San Domenico, la seconda chiesa di Palermo per importanza, il pantheon dei siciliani illustri dove riposano le spoglie anche di Giovanni Falcone e dove vibrarono le parole del cardinale Salvatore Pappalardo al funerale del generale Carlo Alberto Dalla Chiesa, non era mai stata ufficialmente consacrata al culto. O comunque, «se n’era persa la memoria. Questa chiesa aveva smarrito i segni dell’appartenenza» sottolinea il priore, padre Sergio Catalano, all'inizio della solenne celebrazione di dedicazione presieduta dall'arcivescovo Corrado Lorefice e che si è svolta ieri pomeriggio, a conclusione del Giubileo per gli 800 anni della conferma dell’ordine dei domenicani da parte di papa Onorio III. «Questo tempo è iniziato accogliendo la salma del giudice ucciso dalla mafia, abbiamo ridato forza alla memoria del pantheon della Sicilia – continua padre Catalano –. Vogliamo essere presenti in questa città nel segno della giustizia e della pace, nella logica della fede. È un momento che rilancia la memoria dei domenicani a Palermo».
E come prevede il rito della dedicazione, sono stati consacrati con il crisma il piano dell’altare e le dodici croci di marmo e ottone sulle pareti perimetrali. Momento centrale la collocazione ai piedi dell’altare di un piccolo reliquiario tondeggiante del Settecento, contenente frammenti dei corpi di alcuni santi domenicani: San Pio V, San Pietro martire, San Raimondo da Peñafort, Santa Caterina da Siena, Santa Caterina de Ricci, San Ludovico Bertrando, San Giovanni da Salerno, Sant’Agnese da Montepulciano. L’argentiere Nino Amato ha curato la pulitura dell’altare.

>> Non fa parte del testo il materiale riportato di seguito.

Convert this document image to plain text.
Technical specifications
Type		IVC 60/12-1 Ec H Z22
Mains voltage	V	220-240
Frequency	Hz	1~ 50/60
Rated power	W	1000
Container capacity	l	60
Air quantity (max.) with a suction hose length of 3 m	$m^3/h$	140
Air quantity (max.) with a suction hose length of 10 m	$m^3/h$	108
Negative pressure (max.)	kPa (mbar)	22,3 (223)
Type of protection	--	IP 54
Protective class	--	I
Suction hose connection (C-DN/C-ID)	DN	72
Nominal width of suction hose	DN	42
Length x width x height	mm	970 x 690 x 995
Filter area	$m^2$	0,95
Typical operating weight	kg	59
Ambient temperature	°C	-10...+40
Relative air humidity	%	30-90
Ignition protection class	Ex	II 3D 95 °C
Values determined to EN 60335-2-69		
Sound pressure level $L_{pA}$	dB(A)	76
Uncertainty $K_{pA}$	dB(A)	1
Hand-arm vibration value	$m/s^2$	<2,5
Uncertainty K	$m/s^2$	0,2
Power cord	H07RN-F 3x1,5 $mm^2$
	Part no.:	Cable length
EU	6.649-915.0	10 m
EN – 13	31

Presenti i sette padri che vivono nel convento palermitano del centro storico e il provinciale Francesco La Vecchia, alcuni parroci di Palermo, il sindaco Leoluca Orlando e tantissimi fedeli. «L’Ordine dei predicatori ha al centro questa consapevolezza – dice durante l’omelia l’arcivescovo – che l’Evangelo deve essere annunziato, conosciuto, perché deve arrivare nella vita degli uomini come parola che cambia, parola che umanizza, che riesce a liberare tutta la bellezza che è insita nella realtà umana, quella bellezza originaria che deve rifulgere nel volto di ogni uomo e di ogni donna. L’ordine dei predicatori esiste perché il Vangelo arrivi come bella notizia, che renda bella la natura umana, come è bello questo altare, non per una leziosità umana, ma perché chi viene in questa chiesa riconosca la mensa. Se questo luogo ci vede riuniti attorno al Verbo che si è fatto carne, perché gli uomini fossero in pienezza capaci di far risplendere sul loro volto la dignità originaria di figli di Dio che rende l’umanità, bella, compiuta, allora questo altare diventa motivo di trasfigurazione della nostra vita umana».
Ma San Domenico è nel cuore dei palermitani anche per la memoria della grandezza e della creatività dell’uomo che essa custodisce, un po’ come "Santa Croce" a Firenze. «Qui – aggiunge Lorefice – ci ricordiamo che tutti siamo stati chiamati a far sì che la nostra vita possa esprimere quella bellezza che porta dentro, che aiuta la città a diventare degna dimora degli uomini e delle donne».